The FACT-G quality of life questionnaire showed physical, functional, and emotional well-being improved after EUS-CPN, as well as subjective appreciation of life. Functional status, work capability, sleeping, and enjoyment of leisure activities improved. Difficulties in physical status such as lack of energy, poor physical condition, and feeling ill were improved. No differences were found in coping with the disease (i.e., hopefulness and satisfaction with one’s own behavior), acceptance of the disease, enjoyment of life, or fulfillment at work.
This study demonstrated that EUS-CPN provides a safe and effective method of short-term pain management in patients with inoperable pancreatic body-tail cancer. Diminishing pain resulted in improvements in the areas of functional status, sleeping, and quality of life.

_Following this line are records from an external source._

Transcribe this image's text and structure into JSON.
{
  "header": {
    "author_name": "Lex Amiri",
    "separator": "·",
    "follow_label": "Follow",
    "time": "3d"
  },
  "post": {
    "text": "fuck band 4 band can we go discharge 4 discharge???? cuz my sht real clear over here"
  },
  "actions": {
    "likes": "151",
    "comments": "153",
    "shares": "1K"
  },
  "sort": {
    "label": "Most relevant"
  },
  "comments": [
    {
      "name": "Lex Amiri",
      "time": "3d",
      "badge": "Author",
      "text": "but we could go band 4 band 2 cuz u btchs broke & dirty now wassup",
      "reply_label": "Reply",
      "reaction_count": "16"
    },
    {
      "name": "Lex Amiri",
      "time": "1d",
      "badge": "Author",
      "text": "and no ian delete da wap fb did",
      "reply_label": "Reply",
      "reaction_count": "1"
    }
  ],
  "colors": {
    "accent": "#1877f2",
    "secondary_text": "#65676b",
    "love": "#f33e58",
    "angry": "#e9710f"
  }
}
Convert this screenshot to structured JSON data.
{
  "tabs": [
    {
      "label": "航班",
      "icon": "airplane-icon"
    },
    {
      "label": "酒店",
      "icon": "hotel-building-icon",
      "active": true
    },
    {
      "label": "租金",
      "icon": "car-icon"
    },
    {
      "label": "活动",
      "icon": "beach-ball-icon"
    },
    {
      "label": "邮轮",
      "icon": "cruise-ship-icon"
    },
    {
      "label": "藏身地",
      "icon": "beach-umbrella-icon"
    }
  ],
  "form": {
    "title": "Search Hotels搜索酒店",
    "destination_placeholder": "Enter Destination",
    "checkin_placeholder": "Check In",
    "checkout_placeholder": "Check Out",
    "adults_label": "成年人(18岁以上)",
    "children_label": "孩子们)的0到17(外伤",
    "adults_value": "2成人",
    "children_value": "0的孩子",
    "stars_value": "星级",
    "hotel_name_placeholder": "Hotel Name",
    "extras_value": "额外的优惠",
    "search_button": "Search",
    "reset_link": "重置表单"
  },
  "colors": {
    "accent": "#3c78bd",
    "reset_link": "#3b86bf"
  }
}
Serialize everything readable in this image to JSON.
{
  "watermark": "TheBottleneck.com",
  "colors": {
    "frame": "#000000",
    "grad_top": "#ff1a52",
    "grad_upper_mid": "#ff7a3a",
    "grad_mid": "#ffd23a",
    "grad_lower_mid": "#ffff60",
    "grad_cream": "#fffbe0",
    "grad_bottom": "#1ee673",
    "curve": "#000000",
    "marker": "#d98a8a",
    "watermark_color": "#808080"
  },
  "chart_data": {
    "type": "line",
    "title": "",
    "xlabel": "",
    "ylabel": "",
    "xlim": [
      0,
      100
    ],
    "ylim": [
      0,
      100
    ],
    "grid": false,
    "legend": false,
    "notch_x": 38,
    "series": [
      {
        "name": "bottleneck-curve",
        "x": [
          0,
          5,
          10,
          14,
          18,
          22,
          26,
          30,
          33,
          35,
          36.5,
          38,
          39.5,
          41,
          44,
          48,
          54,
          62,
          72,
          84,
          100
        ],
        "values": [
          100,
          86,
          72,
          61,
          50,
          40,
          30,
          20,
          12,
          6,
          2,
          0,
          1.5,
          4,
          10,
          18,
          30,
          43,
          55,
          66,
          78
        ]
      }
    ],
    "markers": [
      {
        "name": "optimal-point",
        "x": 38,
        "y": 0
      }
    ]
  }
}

Acceptance of the illness and enjoyment of life did not change.
These results would have increased substantiation with further research that included longer-term follow-up as well as investigation into multiple doses with a control group for further comparison to determine more explicitly the results demonstrated here and the relational cues to the intervention (as opposed to simply having a different subjective experience at the date of the two-week follow-up visit).
These findings present an area for further nursing attention and related research. With no adverse effect noted during or post-procedure, this presents an opportunity for further research to determine comparison of results when a control group is implemented, increased frequency/doses of the intervention, and follow-up that continues at similar intervals but for a longer time (as appropriate with increased exposure to the intervention at regular intervals).
Segawa, Y., Aogi, K., Inoue, K., Sano, M., Sekine, I., Tokuda, Y., … Atagi, S. (2009). A phase II dose-ranging study of palonosetron in Japanese patients receiving moderately emetogenic chemotherapy, including anthracycline and cyclophosphamide-based chemotherapy. Annals of Oncology, 20, 1874–1880.
To identify the most effective dose of palonosetron when combined with fixed doses of dexamethasone in patients receiving chemotherapy of emetogenicity level 3 or 4 on the National Comprehensive Cancer Network (NCCN) 2004 guidelines
Patients were randomly assigned to receive a single IV dose of palonosetron of 0.075, 0.25 or 0.75 mg over 30 seconds administered 30 minutes before the first dose of chemotherapy on day one. Daily episodes of vomiting, severity of nausea, and patient satisfaction were recorded daily in patient diaries. Care providers recorded the use of rescue medications. All patients received 8 mg IV dexamethasone 45 minutes prior to the palonosetron. Patients had to be hospitalized for the first two days. Follow-up assessment was done on days 6–10 and days 14–20.
The study was conducted at multisite, inpatient settings in Japan.
All patients were in active treatment.
This was a randomized, double-blind trial.
Palonosetron in single doses from 0.075 to 0.75 mg appeared to be well tolerated. Optimal dosages for prevention and management of chemotherapy-induced nausea and vomiting (CINV) in these patients remain unclear.
The optimal dosage of palonosetron in patients who are receiving moderately emetogenic chemotherapy (MEC) remains unclear. A range of doses appears to be well tolerated.